Perhaps two years ago, I discovered the music of Palestrina. Specifically, his Missa Aeterna Christi Munera, a church Mass setting written in 1590. I discovered this because my choir sang it one Sunday. I immediately ordered this beautiful piece of music on CD; it lived in my car and was rarely taken out of the CD player. There were times it remained on repeat consistently; this exquisite music was one of the few spots of light in darkness, one of the few flickers of beauty in the bleakness of living in a domestic violence war-zone. It was also a reminder to me of the choir, around which my week revolved, my one point of safety in what was narrowing down to a small and hostile universe.
Then, perhaps a year and a half ago, things got to be too much. I could not see a way clear. I could not see a future other than the one I was living, the one that was slowly killing me. I could not see hope, or that I was worthy of something more. As far as I could see, the darkness had entirely overwhelmed the light.
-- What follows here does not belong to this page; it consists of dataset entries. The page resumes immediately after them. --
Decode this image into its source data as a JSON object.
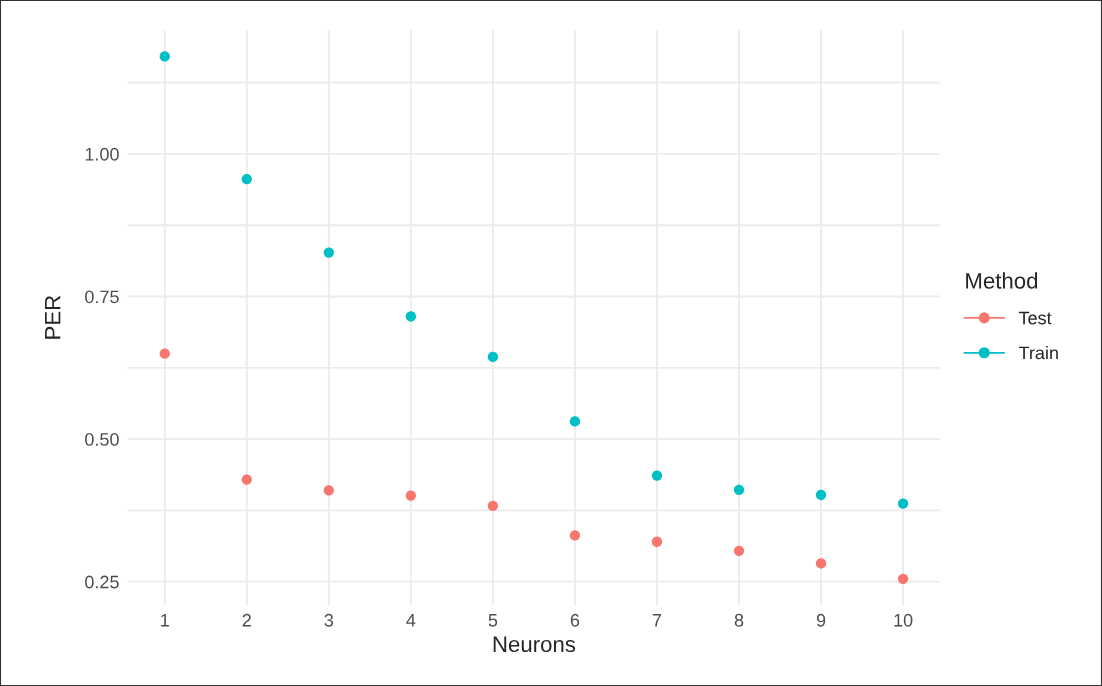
{
  "chart_data": {
    "type": "scatter",
    "xlabel": "Neurons",
    "ylabel": "PER",
    "legend_title": "Method",
    "x": [
      1,
      2,
      3,
      4,
      5,
      6,
      7,
      8,
      9,
      10
    ],
    "series": [
      {
        "name": "Test",
        "color": "#f8766d",
        "values": [
          0.65,
          0.429,
          0.41,
          0.401,
          0.383,
          0.331,
          0.32,
          0.304,
          0.282,
          0.255
        ]
      },
      {
        "name": "Train",
        "color": "#00bfc4",
        "values": [
          1.171,
          0.956,
          0.827,
          0.715,
          0.644,
          0.531,
          0.436,
          0.411,
          0.402,
          0.387
        ]
      }
    ],
    "xlim": [
      0.55,
      10.45
    ],
    "ylim": [
      0.209,
      1.217
    ],
    "xticks": [
      1,
      2,
      3,
      4,
      5,
      6,
      7,
      8,
      9,
      10
    ],
    "yticks": [
      {
        "value": 0.25,
        "label": "0.25"
      },
      {
        "value": 0.375,
        "label": null
      },
      {
        "value": 0.5,
        "label": "0.50"
      },
      {
        "value": 0.625,
        "label": null
      },
      {
        "value": 0.75,
        "label": "0.75"
      },
      {
        "value": 0.875,
        "label": null
      },
      {
        "value": 1.0,
        "label": "1.00"
      },
      {
        "value": 1.125,
        "label": null
      }
    ],
    "grid": true,
    "legend": "right",
    "marker": "circle"
  }
}
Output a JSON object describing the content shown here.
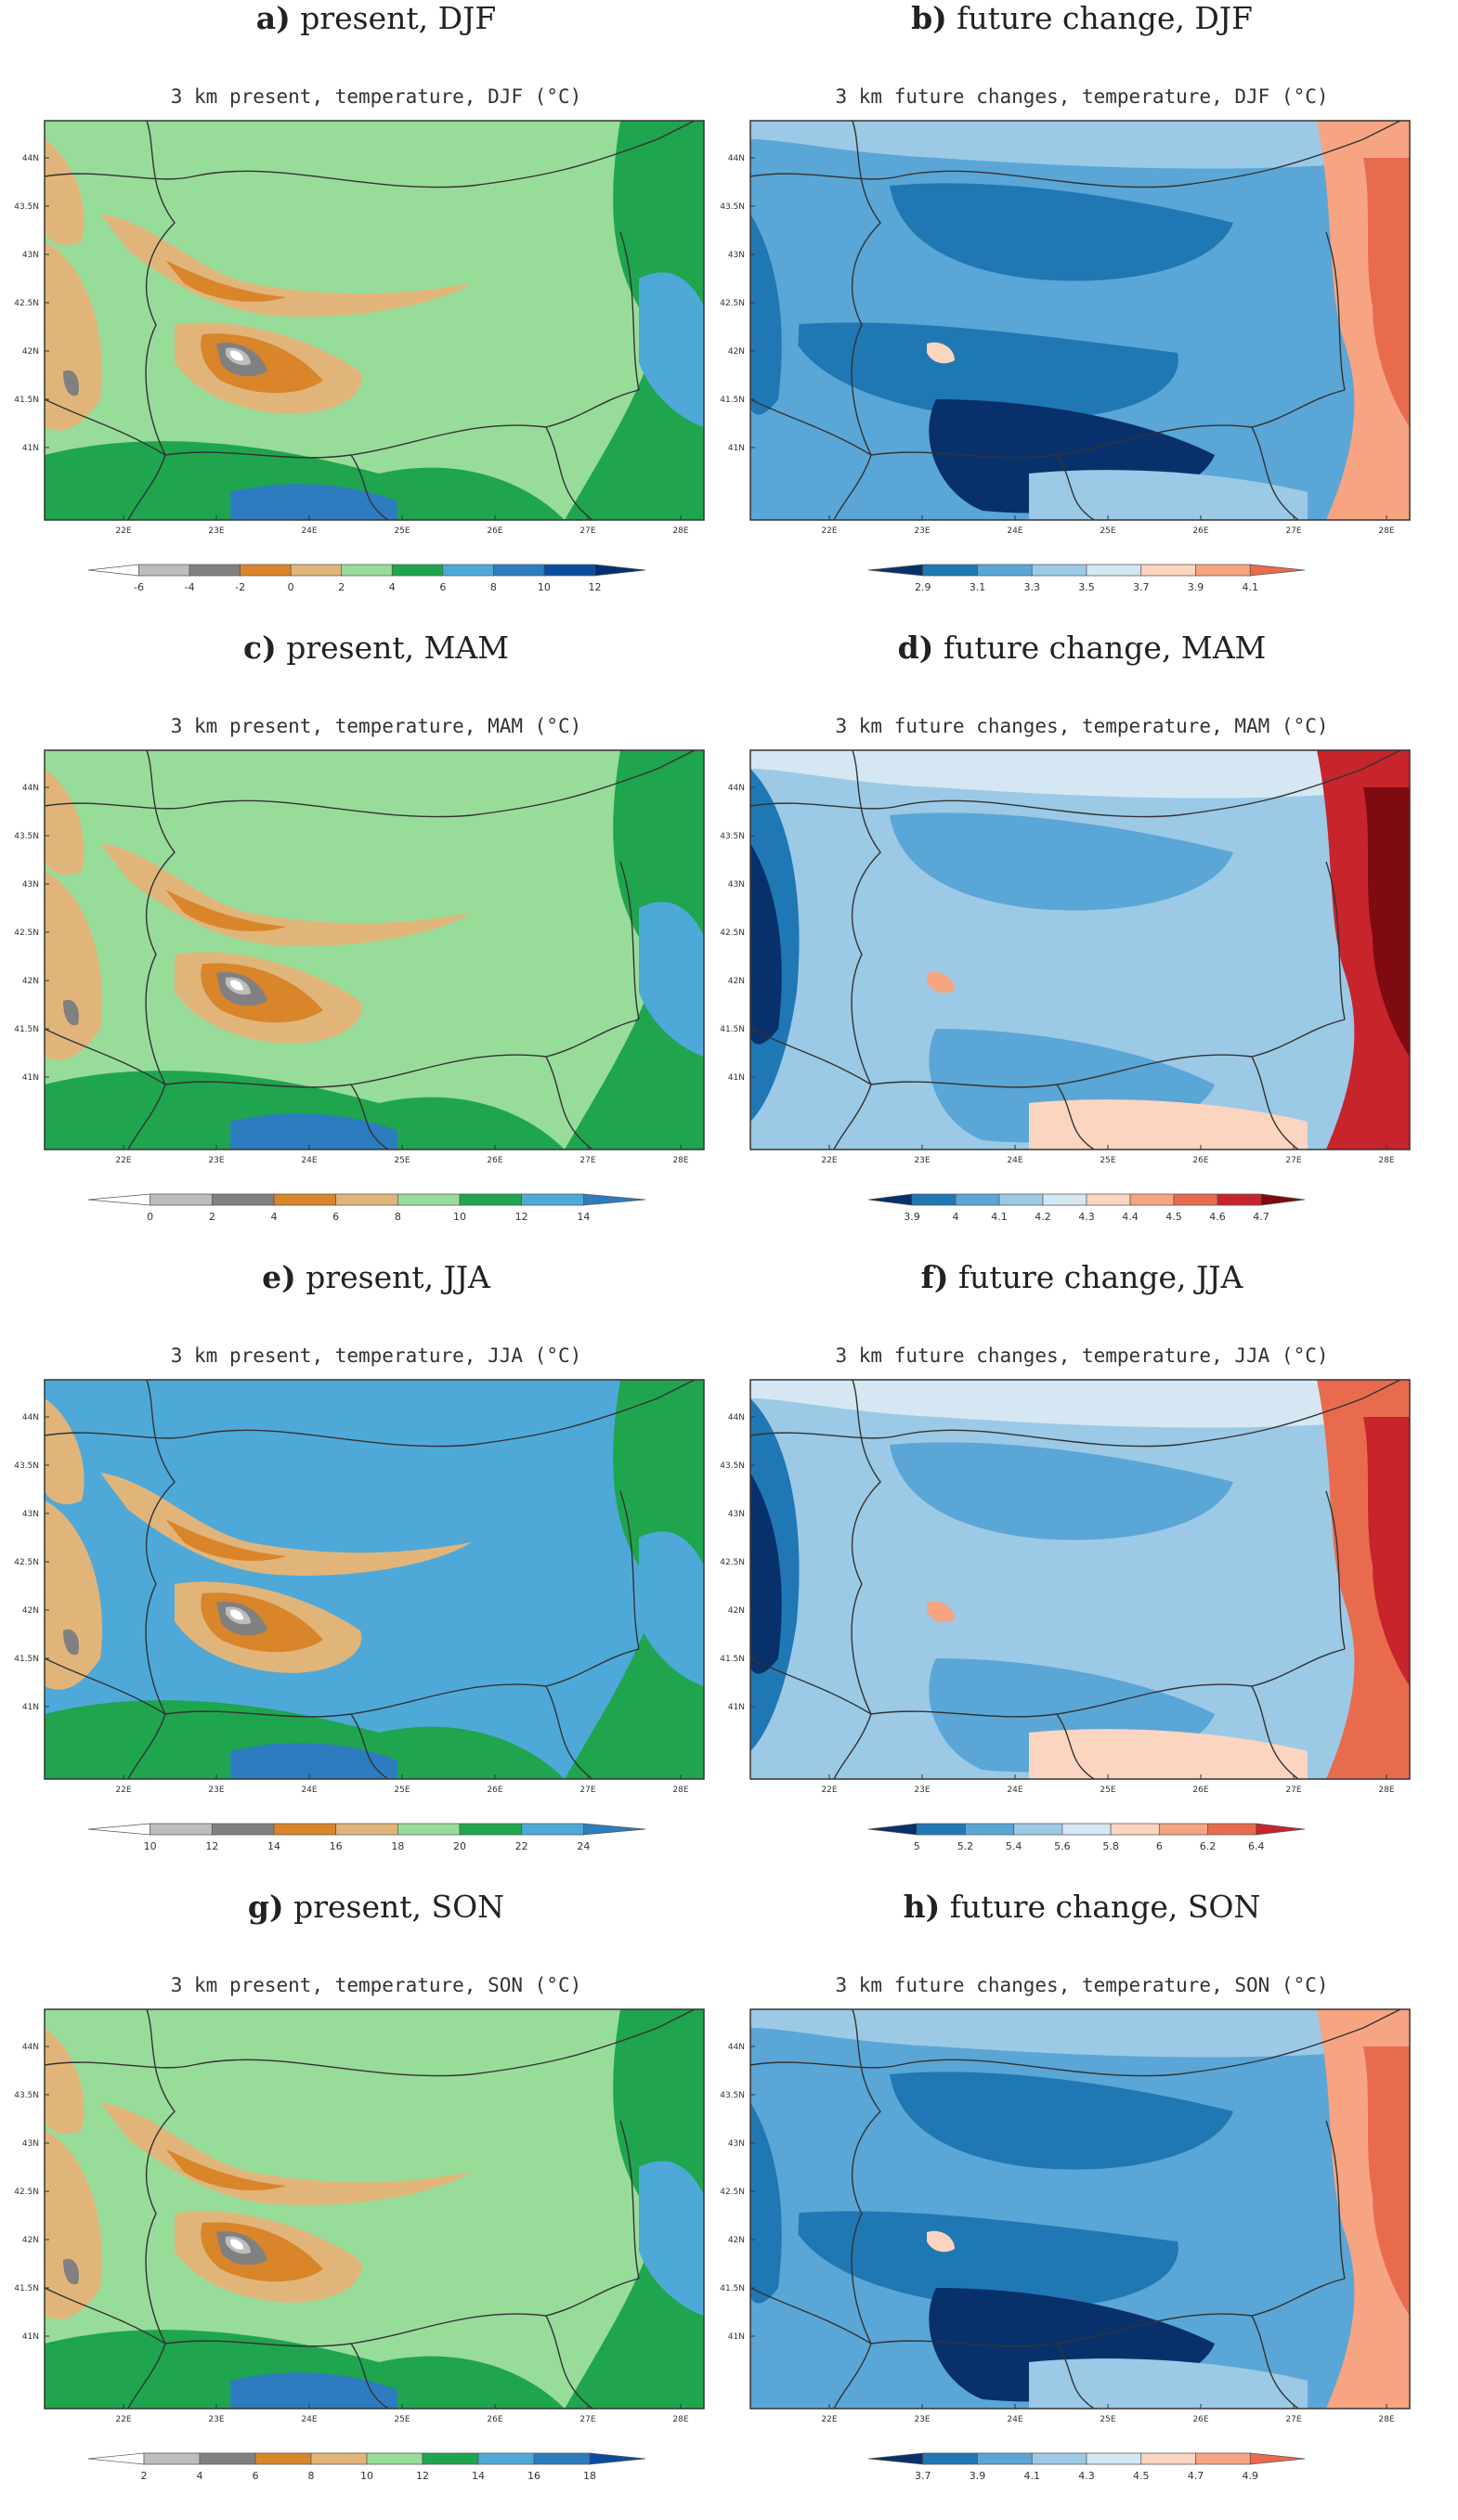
{
  "map_axes": {
    "y_ticks": [
      "44N",
      "43.5N",
      "43N",
      "42.5N",
      "42N",
      "41.5N",
      "41N"
    ],
    "x_ticks": [
      "22E",
      "23E",
      "24E",
      "25E",
      "26E",
      "27E",
      "28E"
    ]
  },
  "panels": [
    {
      "letter": "a)",
      "caption": "present, DJF",
      "map_title": "3 km present, temperature, DJF (°C)",
      "kind": "present",
      "colorbar": {
        "labels": [
          "-6",
          "-4",
          "-2",
          "0",
          "2",
          "4",
          "6",
          "8",
          "10",
          "12"
        ],
        "colors": [
          "#ffffff",
          "#bdbdbd",
          "#808080",
          "#d9852a",
          "#e1b57a",
          "#98dc9a",
          "#1fa54e",
          "#4ea9d9",
          "#2c7cbf",
          "#0a4c9e",
          "#062e73"
        ]
      }
    },
    {
      "letter": "b)",
      "caption": "future change, DJF",
      "map_title": "3 km future changes, temperature, DJF (°C)",
      "kind": "change_cool",
      "colorbar": {
        "labels": [
          "2.9",
          "3.1",
          "3.3",
          "3.5",
          "3.7",
          "3.9",
          "4.1"
        ],
        "colors": [
          "#08306b",
          "#1f78b4",
          "#5aa6d6",
          "#9cc9e6",
          "#d5e7f3",
          "#fbd5c0",
          "#f7a482",
          "#e96b4e"
        ]
      }
    },
    {
      "letter": "c)",
      "caption": "present, MAM",
      "map_title": "3 km present, temperature, MAM (°C)",
      "kind": "present",
      "colorbar": {
        "labels": [
          "0",
          "2",
          "4",
          "6",
          "8",
          "10",
          "12",
          "14"
        ],
        "colors": [
          "#ffffff",
          "#bdbdbd",
          "#808080",
          "#d9852a",
          "#e1b57a",
          "#98dc9a",
          "#1fa54e",
          "#4ea9d9",
          "#2c7cbf"
        ]
      }
    },
    {
      "letter": "d)",
      "caption": "future change, MAM",
      "map_title": "3 km future changes, temperature, MAM (°C)",
      "kind": "change_warm",
      "colorbar": {
        "labels": [
          "3.9",
          "4",
          "4.1",
          "4.2",
          "4.3",
          "4.4",
          "4.5",
          "4.6",
          "4.7"
        ],
        "colors": [
          "#08306b",
          "#1f78b4",
          "#5aa6d6",
          "#9cc9e6",
          "#d5e7f3",
          "#fbd5c0",
          "#f7a482",
          "#e96b4e",
          "#c8242b",
          "#7f0a12"
        ]
      }
    },
    {
      "letter": "e)",
      "caption": "present, JJA",
      "map_title": "3 km present, temperature, JJA (°C)",
      "kind": "present_summer",
      "colorbar": {
        "labels": [
          "10",
          "12",
          "14",
          "16",
          "18",
          "20",
          "22",
          "24"
        ],
        "colors": [
          "#ffffff",
          "#bdbdbd",
          "#808080",
          "#d9852a",
          "#e1b57a",
          "#98dc9a",
          "#1fa54e",
          "#4ea9d9",
          "#2c7cbf"
        ]
      }
    },
    {
      "letter": "f)",
      "caption": "future change, JJA",
      "map_title": "3 km future changes, temperature, JJA (°C)",
      "kind": "change_warm",
      "colorbar": {
        "labels": [
          "5",
          "5.2",
          "5.4",
          "5.6",
          "5.8",
          "6",
          "6.2",
          "6.4"
        ],
        "colors": [
          "#08306b",
          "#1f78b4",
          "#5aa6d6",
          "#9cc9e6",
          "#d5e7f3",
          "#fbd5c0",
          "#f7a482",
          "#e96b4e",
          "#c8242b"
        ]
      }
    },
    {
      "letter": "g)",
      "caption": "present, SON",
      "map_title": "3 km present, temperature, SON (°C)",
      "kind": "present",
      "colorbar": {
        "labels": [
          "2",
          "4",
          "6",
          "8",
          "10",
          "12",
          "14",
          "16",
          "18"
        ],
        "colors": [
          "#ffffff",
          "#bdbdbd",
          "#808080",
          "#d9852a",
          "#e1b57a",
          "#98dc9a",
          "#1fa54e",
          "#4ea9d9",
          "#2c7cbf",
          "#0a4c9e"
        ]
      }
    },
    {
      "letter": "h)",
      "caption": "future change, SON",
      "map_title": "3 km future changes, temperature, SON (°C)",
      "kind": "change_cool",
      "colorbar": {
        "labels": [
          "3.7",
          "3.9",
          "4.1",
          "4.3",
          "4.5",
          "4.7",
          "4.9"
        ],
        "colors": [
          "#08306b",
          "#1f78b4",
          "#5aa6d6",
          "#9cc9e6",
          "#d5e7f3",
          "#fbd5c0",
          "#f7a482",
          "#e96b4e"
        ]
      }
    }
  ]
}
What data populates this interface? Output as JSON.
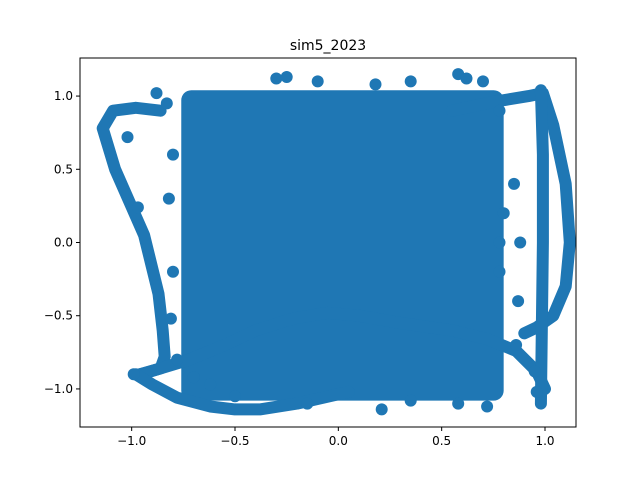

It was a Sunday morning. I don’t remember specifics, but, with the weight of the alcohol-fouled words and actions of the night before riding heavy on my shoulders, I left home early and drove up to King Edward Park, a small botanical garden which overlooks the cliff face. You park at the lookout and then climb some steps to the very top; from there you can stand at the fence with nothing between you and the oblivion of rocks and water but for a few fragile railings. The fence is laughably easy to climb. I did this, and I stood overlooking the water. There, with the sun on my shoulders, watching waves pound themselves to roiling rage on the rocks far below. All the things that meant anything to me were screaming distantly in my head, but they weren’t loud enough to penetrate foggy despair; I didn’t feel frightened: all I felt was a gentle sense of relief. Then, I was visited by a thought: Fuck. We’re singing the Missa Aeterna today. If I do this, if I step off the edge and commit myself to the rocks below, I’ll miss out on Palestrina.
So I climbed back over the fence, walked down the steps, got into my car and drove to rehearsal at the Cathedral, as though nothing had happened.
We’ve sung that Mass once since that day, but today we sang it again. I stood, listening to the intertwining parts of the Agnus Dei, the final prayer before the bread and wine are given for Communion; waiting to sing my part, listening to the flowing arabesque of melody, I felt a profound sense of being alive, and of being grateful for that. I felt it filling up my chest and flowing in my voice as I raised it to mingle with the others’. For the first time ever the tears in my throat didn’t stifle my music. I sang the vibrant reality of my own survival, of the strength and wholeness of my own soul. I sang the unyielding solidity of the knowledge of my own life force connecting me so intimately with everything around me, to the Source of all. I sang pure, living gratitude.
Four hundred and twenty three years ago a man sat down to write a Mass because it was his job; four hundred and twenty one-odd years later that music gave some girl in a country he’d never heard of, thinking to escape a world he could barely imagine, something to hold onto. And now that same piece of music stands testament to her survival. To the reality of the sacred Source.
My parents carry the pain of this within them and I can never express how grateful I am for their love, how they too kept me going through this shadow. My mum said that she blesses Palestrina for that moment in my life. I bless Palestrina too. This morning I blessed him with my tears, and they were grateful tears.